Jazz grinned. The grin Jarrin had seen a thousand times before trouble started. She'd always liked the trouble, the chaos, the moment when everything went sideways and the only options were improvisation and momentum. She liked it even when it meant leaving other people to clean up the mess afterward. "I like that plan. It has excellent follow-through."
Kazir looked up. He'd been listening. "You're leaving the Hydra agent active?"
"Someone else's problem. If you wanted to die with us, you wouldn't have survived long enough to become a federal prisoner."
The words landed without malice. Kazir's jaw tightened. He didn't argue.
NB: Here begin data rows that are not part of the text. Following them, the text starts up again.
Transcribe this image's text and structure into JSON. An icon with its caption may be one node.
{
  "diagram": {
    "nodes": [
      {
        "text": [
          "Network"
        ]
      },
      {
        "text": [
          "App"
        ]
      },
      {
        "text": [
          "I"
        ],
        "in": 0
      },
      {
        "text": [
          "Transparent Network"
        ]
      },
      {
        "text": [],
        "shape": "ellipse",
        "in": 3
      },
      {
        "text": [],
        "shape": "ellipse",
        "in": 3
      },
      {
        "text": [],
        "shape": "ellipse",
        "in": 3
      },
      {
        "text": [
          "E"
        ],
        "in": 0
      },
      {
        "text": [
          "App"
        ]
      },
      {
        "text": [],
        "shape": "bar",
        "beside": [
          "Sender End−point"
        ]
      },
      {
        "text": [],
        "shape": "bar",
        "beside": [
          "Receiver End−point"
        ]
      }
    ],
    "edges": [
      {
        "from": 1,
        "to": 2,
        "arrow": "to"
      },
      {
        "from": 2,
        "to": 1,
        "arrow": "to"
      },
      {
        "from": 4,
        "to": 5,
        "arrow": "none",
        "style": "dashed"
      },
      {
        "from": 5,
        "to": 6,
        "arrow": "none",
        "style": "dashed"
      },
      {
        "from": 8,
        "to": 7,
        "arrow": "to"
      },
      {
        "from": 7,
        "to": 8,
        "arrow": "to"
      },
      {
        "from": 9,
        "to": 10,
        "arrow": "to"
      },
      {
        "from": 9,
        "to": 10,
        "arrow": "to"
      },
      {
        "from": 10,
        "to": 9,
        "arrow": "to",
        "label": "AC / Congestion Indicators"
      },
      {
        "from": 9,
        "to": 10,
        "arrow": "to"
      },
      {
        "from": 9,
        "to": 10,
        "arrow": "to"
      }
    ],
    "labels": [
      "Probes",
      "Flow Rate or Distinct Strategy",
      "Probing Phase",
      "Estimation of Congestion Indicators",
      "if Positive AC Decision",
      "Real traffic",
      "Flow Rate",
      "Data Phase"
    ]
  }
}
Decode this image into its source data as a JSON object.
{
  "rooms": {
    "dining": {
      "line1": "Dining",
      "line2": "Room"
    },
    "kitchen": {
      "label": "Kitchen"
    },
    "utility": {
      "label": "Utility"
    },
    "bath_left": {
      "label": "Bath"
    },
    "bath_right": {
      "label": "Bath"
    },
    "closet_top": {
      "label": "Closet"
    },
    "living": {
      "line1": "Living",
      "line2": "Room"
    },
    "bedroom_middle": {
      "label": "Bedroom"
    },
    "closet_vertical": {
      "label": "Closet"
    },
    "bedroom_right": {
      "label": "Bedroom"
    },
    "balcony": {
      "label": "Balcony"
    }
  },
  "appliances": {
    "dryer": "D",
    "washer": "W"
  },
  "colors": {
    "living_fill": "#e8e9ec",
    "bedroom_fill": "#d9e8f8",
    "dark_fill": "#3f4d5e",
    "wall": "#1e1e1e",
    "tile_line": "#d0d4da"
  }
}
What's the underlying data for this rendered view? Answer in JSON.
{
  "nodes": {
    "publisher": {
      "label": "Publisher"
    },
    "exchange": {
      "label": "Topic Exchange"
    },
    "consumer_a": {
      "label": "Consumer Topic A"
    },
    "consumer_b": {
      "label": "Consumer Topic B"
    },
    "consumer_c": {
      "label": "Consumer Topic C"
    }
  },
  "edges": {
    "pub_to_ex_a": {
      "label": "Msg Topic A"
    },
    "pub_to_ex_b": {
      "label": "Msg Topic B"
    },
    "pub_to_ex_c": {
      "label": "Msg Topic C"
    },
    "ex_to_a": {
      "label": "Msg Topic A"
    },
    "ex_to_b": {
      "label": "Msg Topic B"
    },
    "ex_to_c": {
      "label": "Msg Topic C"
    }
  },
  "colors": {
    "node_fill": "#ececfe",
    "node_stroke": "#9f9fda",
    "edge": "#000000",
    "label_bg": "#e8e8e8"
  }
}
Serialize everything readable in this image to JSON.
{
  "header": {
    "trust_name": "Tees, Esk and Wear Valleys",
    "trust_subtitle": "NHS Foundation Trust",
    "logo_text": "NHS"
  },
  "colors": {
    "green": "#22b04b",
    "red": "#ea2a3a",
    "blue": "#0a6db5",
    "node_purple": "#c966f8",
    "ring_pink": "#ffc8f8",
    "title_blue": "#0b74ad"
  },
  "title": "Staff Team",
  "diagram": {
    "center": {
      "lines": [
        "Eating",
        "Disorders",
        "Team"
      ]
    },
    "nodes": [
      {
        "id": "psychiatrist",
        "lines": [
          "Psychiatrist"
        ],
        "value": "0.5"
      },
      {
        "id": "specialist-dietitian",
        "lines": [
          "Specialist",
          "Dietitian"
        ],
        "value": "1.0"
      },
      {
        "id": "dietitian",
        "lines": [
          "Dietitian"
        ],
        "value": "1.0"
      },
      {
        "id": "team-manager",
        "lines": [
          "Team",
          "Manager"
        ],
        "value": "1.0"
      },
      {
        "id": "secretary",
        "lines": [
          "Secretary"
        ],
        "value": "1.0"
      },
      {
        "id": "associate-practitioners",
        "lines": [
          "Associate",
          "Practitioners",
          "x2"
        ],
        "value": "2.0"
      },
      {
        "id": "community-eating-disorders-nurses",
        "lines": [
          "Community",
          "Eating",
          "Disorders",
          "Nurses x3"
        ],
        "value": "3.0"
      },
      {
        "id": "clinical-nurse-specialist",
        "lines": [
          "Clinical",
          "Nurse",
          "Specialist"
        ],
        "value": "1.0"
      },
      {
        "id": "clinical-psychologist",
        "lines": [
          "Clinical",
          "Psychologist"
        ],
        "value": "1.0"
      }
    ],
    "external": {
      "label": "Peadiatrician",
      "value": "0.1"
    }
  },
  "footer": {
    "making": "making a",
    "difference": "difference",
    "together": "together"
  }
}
They walked. The corridor was a mess of dissolved walls and shattered concrete, but the path ahead was clear enough. Jarrin's ribs still ached from the Kazir incident in Kobe. Jolly Roger's form flickered occasionally, a sign that the Stand was running on fumes. The stolen bubble sat in his pocket, humming, a loaded gun waiting for a lock.
Dinah fell into step beside them. Her AC/DC pulsed amber behind her, tracking the electrical interference from the basement storage room. The Hydra agent hadn't moved. Maybe they were waiting. Maybe they were watching. Either way, Dinah's signal would keep them tracked.
Kazir followed behind. A SHIELD escort brought him to the building's exit, where two armed agents took him to the first SUV. He looked back once as he walked, at Jarrin, at Jazz, at Dinah. At the three people who had dismantled his entire operation and then walked away without a second thought.
The building's main entrance was damaged, the concrete frame cracked from the earlier battle, but the doors still worked. Jarrin pushed them open and stepped into the morning air.
Sunlight hit his face. The air smelled like diesel and wet concrete. A SHIELD vehicle idled at the curb, its engine humming. Somewhere inside, Tony's team was running diagnostics, cataloging data, and preparing to hunt a Hydra agent who might already know they were coming.
Jarrin pulled his hands from his pockets. Jazz linked her arm through his. Dinah walked ahead, scanning the wiring through the building's grid.
The mission was over. Their part was done. Whatever came next belonged to the Avengers.